Habanusantara II Aceh Timur_Malam itu, Aceh Tamiang gelap gulita. Tidak ada cahaya lampu, tidak ada suara kendaraan, hanya bau busuk yang menusuk dan puing-puing bangunan yang berserakan di sepanjang jalan. Ilham Zulfikar berdiri terpaku. Di hadapannya, ratusan rumah hancur, kayu-kayu gelondongan menumpuk, dan sebuah mobil tangki bermuatan sekitar 20 ton terangkat serta tersangkut di atas truk Fuso—jejak keganasan banjir bandang yang baru saja meluluhlantakkan wilayah itu.
“Ini seperti kota zombie,” ucap Ilham lirih.
Baginya, Aceh Tamiang malam itu bukan sekadar daerah terdampak bencana, melainkan kota mati.
Ilham adalah kontributor tvOne Aceh, jurnalis muda yang juga menjadi korban banjir. Rumah tempat tinggalnya terendam air. Listrik padam. Akses komunikasi nyaris tak ada. Namun di tengah situasi itu, ia tetap memikul satu tanggung jawab: menyampaikan apa yang dialami masyarakat.

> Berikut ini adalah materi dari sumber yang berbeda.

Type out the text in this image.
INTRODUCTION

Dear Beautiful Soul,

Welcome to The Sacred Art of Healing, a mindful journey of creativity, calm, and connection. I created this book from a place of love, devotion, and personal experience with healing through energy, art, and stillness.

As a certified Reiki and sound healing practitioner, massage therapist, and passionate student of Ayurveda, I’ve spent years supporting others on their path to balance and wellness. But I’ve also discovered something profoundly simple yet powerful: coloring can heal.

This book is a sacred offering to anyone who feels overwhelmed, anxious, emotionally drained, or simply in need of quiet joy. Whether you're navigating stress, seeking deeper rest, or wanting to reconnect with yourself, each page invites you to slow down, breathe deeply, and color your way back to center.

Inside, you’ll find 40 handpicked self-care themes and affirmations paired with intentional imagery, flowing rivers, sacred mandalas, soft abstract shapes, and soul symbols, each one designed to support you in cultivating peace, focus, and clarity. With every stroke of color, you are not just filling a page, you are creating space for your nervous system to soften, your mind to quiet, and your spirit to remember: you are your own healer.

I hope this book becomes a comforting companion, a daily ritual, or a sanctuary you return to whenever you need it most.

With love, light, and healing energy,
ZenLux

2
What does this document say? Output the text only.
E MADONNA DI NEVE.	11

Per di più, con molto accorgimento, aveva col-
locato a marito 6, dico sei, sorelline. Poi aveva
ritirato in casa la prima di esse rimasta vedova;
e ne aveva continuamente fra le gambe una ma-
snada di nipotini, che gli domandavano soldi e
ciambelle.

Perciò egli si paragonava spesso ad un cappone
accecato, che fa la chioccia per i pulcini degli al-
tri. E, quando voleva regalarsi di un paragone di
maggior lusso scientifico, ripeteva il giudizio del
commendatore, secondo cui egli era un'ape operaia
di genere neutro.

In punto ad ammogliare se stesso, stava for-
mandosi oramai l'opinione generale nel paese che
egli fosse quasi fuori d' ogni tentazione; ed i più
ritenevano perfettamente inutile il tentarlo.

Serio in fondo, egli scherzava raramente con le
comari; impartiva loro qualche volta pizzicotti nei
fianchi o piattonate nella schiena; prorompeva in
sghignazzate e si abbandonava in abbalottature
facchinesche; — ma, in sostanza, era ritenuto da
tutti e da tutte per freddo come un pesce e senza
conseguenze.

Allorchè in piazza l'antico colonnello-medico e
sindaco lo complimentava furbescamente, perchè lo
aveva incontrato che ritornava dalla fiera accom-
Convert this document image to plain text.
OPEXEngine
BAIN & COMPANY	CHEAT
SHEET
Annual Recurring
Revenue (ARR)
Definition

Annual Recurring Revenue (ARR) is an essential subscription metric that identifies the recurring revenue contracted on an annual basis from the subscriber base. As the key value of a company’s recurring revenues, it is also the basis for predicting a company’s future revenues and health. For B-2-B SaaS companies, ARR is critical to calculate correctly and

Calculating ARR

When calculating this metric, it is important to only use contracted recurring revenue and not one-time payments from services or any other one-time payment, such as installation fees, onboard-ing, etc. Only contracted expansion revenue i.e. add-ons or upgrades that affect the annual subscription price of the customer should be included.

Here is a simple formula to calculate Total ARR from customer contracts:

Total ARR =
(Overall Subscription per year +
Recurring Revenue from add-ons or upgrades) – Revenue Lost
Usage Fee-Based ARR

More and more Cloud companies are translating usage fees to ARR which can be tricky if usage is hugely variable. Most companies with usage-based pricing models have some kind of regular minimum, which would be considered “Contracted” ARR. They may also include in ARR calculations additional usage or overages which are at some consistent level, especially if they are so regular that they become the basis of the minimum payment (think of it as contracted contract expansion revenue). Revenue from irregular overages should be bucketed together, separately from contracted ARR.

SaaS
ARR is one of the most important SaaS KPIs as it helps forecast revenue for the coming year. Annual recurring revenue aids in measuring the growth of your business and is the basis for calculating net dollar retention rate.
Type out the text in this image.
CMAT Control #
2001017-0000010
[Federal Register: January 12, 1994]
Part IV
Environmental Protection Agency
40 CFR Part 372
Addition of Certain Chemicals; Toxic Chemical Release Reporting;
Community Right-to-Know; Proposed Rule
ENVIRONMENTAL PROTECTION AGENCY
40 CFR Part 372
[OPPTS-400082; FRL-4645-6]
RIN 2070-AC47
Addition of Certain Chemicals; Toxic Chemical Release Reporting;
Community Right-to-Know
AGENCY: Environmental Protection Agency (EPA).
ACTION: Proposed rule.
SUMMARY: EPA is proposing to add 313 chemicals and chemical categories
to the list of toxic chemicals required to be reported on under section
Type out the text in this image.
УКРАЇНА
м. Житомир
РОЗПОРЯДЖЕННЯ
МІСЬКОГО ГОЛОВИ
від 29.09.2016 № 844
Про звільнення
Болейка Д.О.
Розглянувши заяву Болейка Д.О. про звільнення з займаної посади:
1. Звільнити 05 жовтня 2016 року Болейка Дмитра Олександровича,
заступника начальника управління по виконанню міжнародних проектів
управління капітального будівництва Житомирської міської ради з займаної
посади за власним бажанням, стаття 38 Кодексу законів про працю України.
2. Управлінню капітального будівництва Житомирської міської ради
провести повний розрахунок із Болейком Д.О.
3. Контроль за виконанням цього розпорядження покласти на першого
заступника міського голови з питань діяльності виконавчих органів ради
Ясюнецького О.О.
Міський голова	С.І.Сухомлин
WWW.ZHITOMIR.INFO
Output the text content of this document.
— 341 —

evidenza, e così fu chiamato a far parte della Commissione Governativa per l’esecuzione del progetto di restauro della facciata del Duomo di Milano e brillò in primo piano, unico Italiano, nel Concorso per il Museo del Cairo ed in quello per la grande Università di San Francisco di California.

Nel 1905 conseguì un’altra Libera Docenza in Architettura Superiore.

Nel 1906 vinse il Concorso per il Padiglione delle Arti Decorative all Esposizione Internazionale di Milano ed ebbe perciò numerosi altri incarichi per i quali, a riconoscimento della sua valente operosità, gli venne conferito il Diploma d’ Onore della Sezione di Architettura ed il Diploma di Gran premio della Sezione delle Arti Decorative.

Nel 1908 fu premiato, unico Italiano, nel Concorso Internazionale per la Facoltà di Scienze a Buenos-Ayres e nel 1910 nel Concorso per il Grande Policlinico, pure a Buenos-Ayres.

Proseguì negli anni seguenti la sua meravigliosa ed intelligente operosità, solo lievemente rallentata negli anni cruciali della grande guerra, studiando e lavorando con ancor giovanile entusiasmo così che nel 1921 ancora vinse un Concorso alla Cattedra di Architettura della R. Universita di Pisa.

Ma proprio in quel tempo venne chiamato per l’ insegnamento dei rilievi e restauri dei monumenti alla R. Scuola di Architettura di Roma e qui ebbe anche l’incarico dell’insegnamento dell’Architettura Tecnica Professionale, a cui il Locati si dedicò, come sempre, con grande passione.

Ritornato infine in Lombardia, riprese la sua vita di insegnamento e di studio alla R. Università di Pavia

Sejak banjir melanda, Ilham telah menjalani peliputan selama 12 hari penuh di wilayah Aceh Timur. Ia menyaksikan langsung bagaimana banjir melumpuhkan kehidupan warga, memutus akses jalan, menghentikan aktivitas ekonomi, dan memaksa ribuan orang bertahan dalam keterbatasan.
Di tengah peliputan tersebut, ia menerima kabar yang membuat hatinya bergetar. Warga di Kabupaten Aceh Tamiang disebut-sebut sudah tujuh hari tidak menerima bantuan apa pun.
“Begitu mendengar itu, saya tahu saya harus ke sana,” katanya.
Tanpa fasilitas memadai, tanpa kepastian akses, Ilham memutuskan bergerak. Saat itu, ia sudah memasuki hari ke-14 berada di lapangan. Perjalanan menuju Aceh Tamiang bukan perkara mudah. Jalan rusak, jembatan putus, dan komunikasi nyaris mustahil dilakukan. Namun tekadnya satu: melihat langsung kondisi warga.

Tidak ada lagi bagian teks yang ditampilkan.